Southern California Welcomes First Cannabis Drive-Thru Dispensary


Earlier this year, a man claimed to get “high as a kite” after a strange mix-up at a South Carolina Mcdonalds. Parrish Brown ordered some food and a sweet tea with extra lemon from the drive-thru. After some sips of his sweet tea, he started to feel the effects of cannabis. Once he opened up his sweet tea he realized the source of the problem: three bags of cannabis at the bottom of the cup. Brown believes he accidentally used a code word (extra lemon) and received a special treat.


Luckily for Southern California, misunderstandings are no longer the only way to get your cannabis from a drive-thru. Located in Desert Hot Springs, Harborside Dispensary has become SoCal’s first cannabis dispensary with a drive-thru. This will be the second drive-thru dispensary in the state, but first of two for Southern California. The grand opening was on December 7th, with appearances from co-founder Steve Deangelo and comedian Jim Belushi.

“Harborside has always been about pushing the boundaries of cannabis freedom as far as we can,” DeAngelo said.

This process will closely resemble one of a drive-thru pharmacy. A metal container will be the dividing factor between customers and budtenders. The driver will have to present their license to the budtender and have the option to pay with cash or debit.  An electronic menu will be alongside the car, while physical menus will be available through the metal container. Finally, customers will also have the option to place their order online and pick it up form the drive-thru.

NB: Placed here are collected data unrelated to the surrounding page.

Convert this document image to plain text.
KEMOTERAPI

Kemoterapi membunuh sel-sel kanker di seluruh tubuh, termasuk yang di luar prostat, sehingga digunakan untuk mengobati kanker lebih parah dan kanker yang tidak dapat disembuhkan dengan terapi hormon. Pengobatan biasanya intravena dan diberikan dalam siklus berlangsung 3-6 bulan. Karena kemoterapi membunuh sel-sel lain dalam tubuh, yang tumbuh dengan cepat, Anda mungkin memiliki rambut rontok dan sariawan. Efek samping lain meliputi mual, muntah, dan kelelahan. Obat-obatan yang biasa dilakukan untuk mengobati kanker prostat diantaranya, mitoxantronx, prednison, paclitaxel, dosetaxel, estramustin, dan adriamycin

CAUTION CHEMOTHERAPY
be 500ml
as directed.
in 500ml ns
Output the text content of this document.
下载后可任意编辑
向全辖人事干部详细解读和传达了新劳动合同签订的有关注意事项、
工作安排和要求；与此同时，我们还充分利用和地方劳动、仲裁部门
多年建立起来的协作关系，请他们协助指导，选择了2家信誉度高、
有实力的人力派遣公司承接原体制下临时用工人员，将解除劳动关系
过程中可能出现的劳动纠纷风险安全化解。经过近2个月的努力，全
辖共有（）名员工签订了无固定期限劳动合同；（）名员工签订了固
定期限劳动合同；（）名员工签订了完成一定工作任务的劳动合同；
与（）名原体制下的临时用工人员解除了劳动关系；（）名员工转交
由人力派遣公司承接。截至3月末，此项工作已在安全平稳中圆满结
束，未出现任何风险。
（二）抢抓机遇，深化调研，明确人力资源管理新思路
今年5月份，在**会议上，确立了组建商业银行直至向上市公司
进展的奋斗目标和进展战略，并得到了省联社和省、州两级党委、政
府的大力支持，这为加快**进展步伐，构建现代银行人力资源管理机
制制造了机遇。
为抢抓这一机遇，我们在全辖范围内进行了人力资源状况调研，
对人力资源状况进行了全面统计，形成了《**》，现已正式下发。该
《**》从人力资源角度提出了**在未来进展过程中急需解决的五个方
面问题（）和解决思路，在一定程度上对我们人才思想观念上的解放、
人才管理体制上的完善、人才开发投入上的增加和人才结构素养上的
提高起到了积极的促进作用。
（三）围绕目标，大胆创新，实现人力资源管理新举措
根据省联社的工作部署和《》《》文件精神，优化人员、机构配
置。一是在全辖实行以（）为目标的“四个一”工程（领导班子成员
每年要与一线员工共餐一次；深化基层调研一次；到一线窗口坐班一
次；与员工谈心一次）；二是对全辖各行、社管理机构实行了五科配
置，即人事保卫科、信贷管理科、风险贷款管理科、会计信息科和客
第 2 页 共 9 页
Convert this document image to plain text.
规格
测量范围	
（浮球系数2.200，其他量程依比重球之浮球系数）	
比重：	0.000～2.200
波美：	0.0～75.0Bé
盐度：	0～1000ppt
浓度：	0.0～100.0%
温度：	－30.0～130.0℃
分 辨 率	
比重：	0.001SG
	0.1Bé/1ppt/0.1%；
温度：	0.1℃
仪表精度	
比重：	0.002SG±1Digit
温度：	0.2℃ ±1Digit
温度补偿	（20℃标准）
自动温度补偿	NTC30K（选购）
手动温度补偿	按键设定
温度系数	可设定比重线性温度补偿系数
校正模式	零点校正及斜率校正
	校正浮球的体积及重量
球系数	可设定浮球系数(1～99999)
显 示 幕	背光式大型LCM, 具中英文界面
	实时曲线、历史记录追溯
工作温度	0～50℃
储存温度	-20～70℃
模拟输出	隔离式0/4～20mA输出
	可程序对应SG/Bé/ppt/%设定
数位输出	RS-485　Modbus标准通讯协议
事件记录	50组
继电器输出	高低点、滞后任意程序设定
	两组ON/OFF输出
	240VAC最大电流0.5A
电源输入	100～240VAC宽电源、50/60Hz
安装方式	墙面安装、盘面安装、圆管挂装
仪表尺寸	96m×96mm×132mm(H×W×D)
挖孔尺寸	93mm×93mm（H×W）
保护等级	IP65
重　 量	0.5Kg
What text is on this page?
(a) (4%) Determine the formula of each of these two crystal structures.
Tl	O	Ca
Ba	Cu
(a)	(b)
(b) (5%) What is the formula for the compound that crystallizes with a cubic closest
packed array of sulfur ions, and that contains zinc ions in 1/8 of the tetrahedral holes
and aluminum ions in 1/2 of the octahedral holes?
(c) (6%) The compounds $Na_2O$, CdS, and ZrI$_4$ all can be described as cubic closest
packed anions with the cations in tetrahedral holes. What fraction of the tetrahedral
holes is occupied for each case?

Woman holding weed in her hand
Woman holding weed in her hand


This is only possible because Harborside planned well into the future. Technically, cannabis drive-thru’s are illegal in the state of California under Proposition 64. Any applications submitted before June 2018, however, with plans of a drive-thru will be exempt. Harborside happened to be one of two businesses to successfully do this.

The only other dispensary to successfully make this deadline was Highway 395 in Adelanto, CA. Recently, the dispensary was approved to move forward for construction in the city. Once open, the process will be very similar to other drive-thru dispensaries. The other California dispensary with a drive-thru can be found in Shasta Lake at a dispensary called Leave it to Nature.

California isn’t the first state to have this idea. A shop in Colorado named Tumbleweed became the first dispensary to open with a drive-thru back in 2017. Florida, Nevada, and Massachusetts all have plans to open cannabis drive-thru dispensaries soon.

Potential Problems

There are two main issues when it comes to this idea. The first is that drive-thrus take away from the customer experience by exchanging quality engagement for a speedy delivery. In other words, customers are going to have to have a general idea as to what they want before they get in line. Budtenders won’t be able to spend time with customers and find exactly what they’re looking for, the way they would inside the dispensary.

“How do you help them make a decision that doesn’t take away the No. 1 factor for a drive-thru, which is speed and convenience? You can’t have a 30-minute transaction,” said Conrad Gregory, a government relations and business development manager for Harborside.

This problem will get even worse during a busy tourist season, which is slowly growing for Coachella Valley. The area boasts over 40 dispensaries, and now one with a drive-thru will help encourage this increase in popularity. Southern California as a whole is blowing up for cannabis tourism. Los Angeles just opened up the worlds’ first cannabis cafe and Mike Tyson is getting ready to open his famous Tyson Ranch cannabis resort. The dispensary will continue to learn and adapt as they operate, despite a soft open back in November.

Another problem is dealing with cannabis on the road. The owners of Harborside acknowledged this problem, but quickly realized it’s no different than if the product was bought inside. On-site consumption is prohibited from all dispensaries under the Desert Hot Springs’ cannabis ordinance. It is also illegal to use cannabis in any way while operating a vehicle.

A Promising Future

There are five other Harborside locations, but unfortunately, they’re in the Bay Area and Oregon and don’t feature drive-thru windows. Regardless of the backlash, this still proves to be a huge milestone for both Southern California and the cannabis industry. It further proves how advanced and willing the state is towards this new culture. Before we know it, dispensaries and fast food restaurants are going to look the same. It’s only a matter of time before we can have our cannabis delivered by drones.